Les origines du tatouage
Comprendre l'origine du tatouage
Comprendre les véritables origines du tatouage et son ancienneté permet de saisir toute sa dimension ancestrale et profondément humaine. Retracer l'histoire du tatouage, c'est remonter à des milliers d'années, à travers des cultures qui ne se sont jamais rencontrées, et qui ont toutes abouti à la même idée : marquer leur peau.

D'où vient le mot tatouage ?
Le mot tatouage provient du tahitien « tatu », qui signifie marquer quelque chose. C'est un mot simple pour une idée simple : apposer une marque permanente sur la peau.
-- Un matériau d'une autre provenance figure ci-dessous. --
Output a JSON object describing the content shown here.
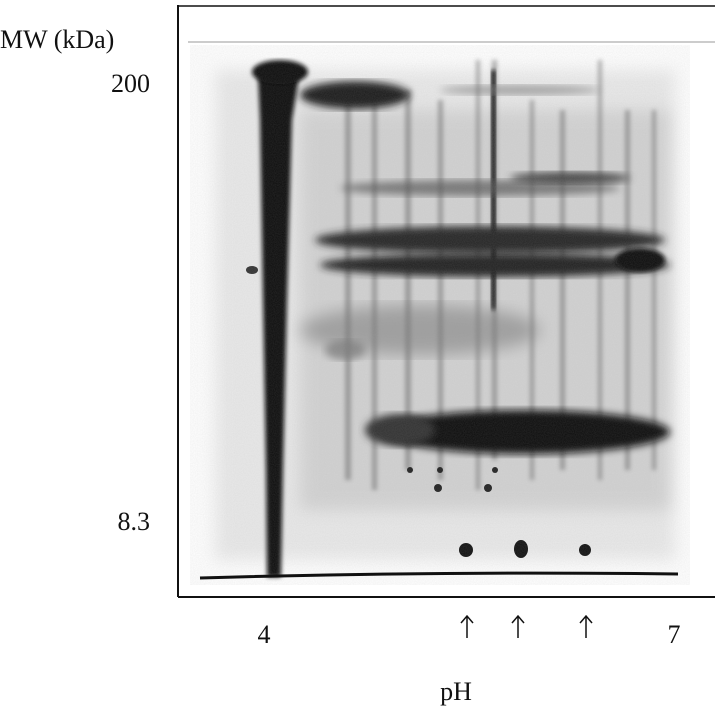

Cette idée est précisément ce qui a toujours caractérisé cette pratique. L'origine du tatouage a fait l'objet de nombreux débats à travers le monde, et on s'interroge encore sur son lieu et sa date d'apparition exacts. Selon une hypothèse, le tatouage remonterait à 12 000 ans avant J.-C., ce qui en ferait l'une des plus anciennes formes d'expression humaine connues. Que cette datation soit exacte ou non, elle montre que le marquage du corps n'est pas un phénomène nouveau. C'est une pratique ancestrale.
L'histoire a démontré que l'une des premières formes de tatouage est née en Égypte, à l'époque de la construction des grandes pyramides. Cette pratique se situe ainsi au cœur même de l'une des civilisations les plus avancées du monde antique, ce qui témoigne de son importance et de son ancrage déjà bien établis. À mesure que l'empire égyptien s'étendait, la connaissance du tatouage se répandait et la pratique se diffusait dans les régions environnantes. Elle ne restait pas cantonnée à un seul lieu ; elle voyageait avec les populations, le commerce et l'influence même de l'empire.
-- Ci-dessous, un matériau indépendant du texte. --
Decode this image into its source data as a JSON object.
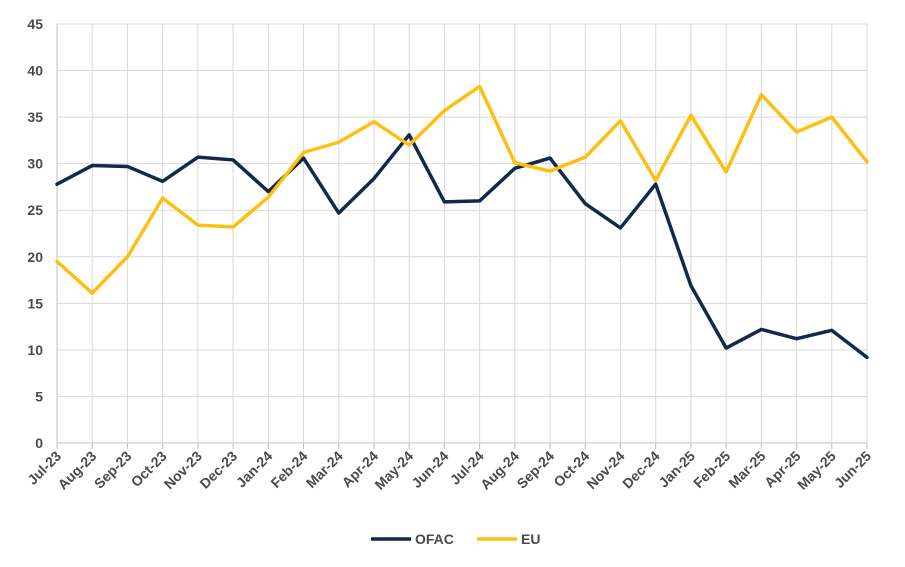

De là, cet art fut repris et transformé par d'autres cultures au fil de leur développement. Les sociétés florissantes de Perse, d'Arabie, de Crète et de Grèce adoptèrent le tatouage et le modifièrent à leur manière, y apportant chacune leur propre touche plutôt que de simplement le copier. Le tatouage atteignit également la Chine vers 2000 avant J.-C., propageant ainsi la tradition plus à l'est. Progressivement, région après région, la pratique se répandit à travers le monde antique, et le simple fait de marquer la peau devint un geste partagé par des cultures très éloignées les unes des autres.
À quoi servaient les tatouages selon les différents groupes ?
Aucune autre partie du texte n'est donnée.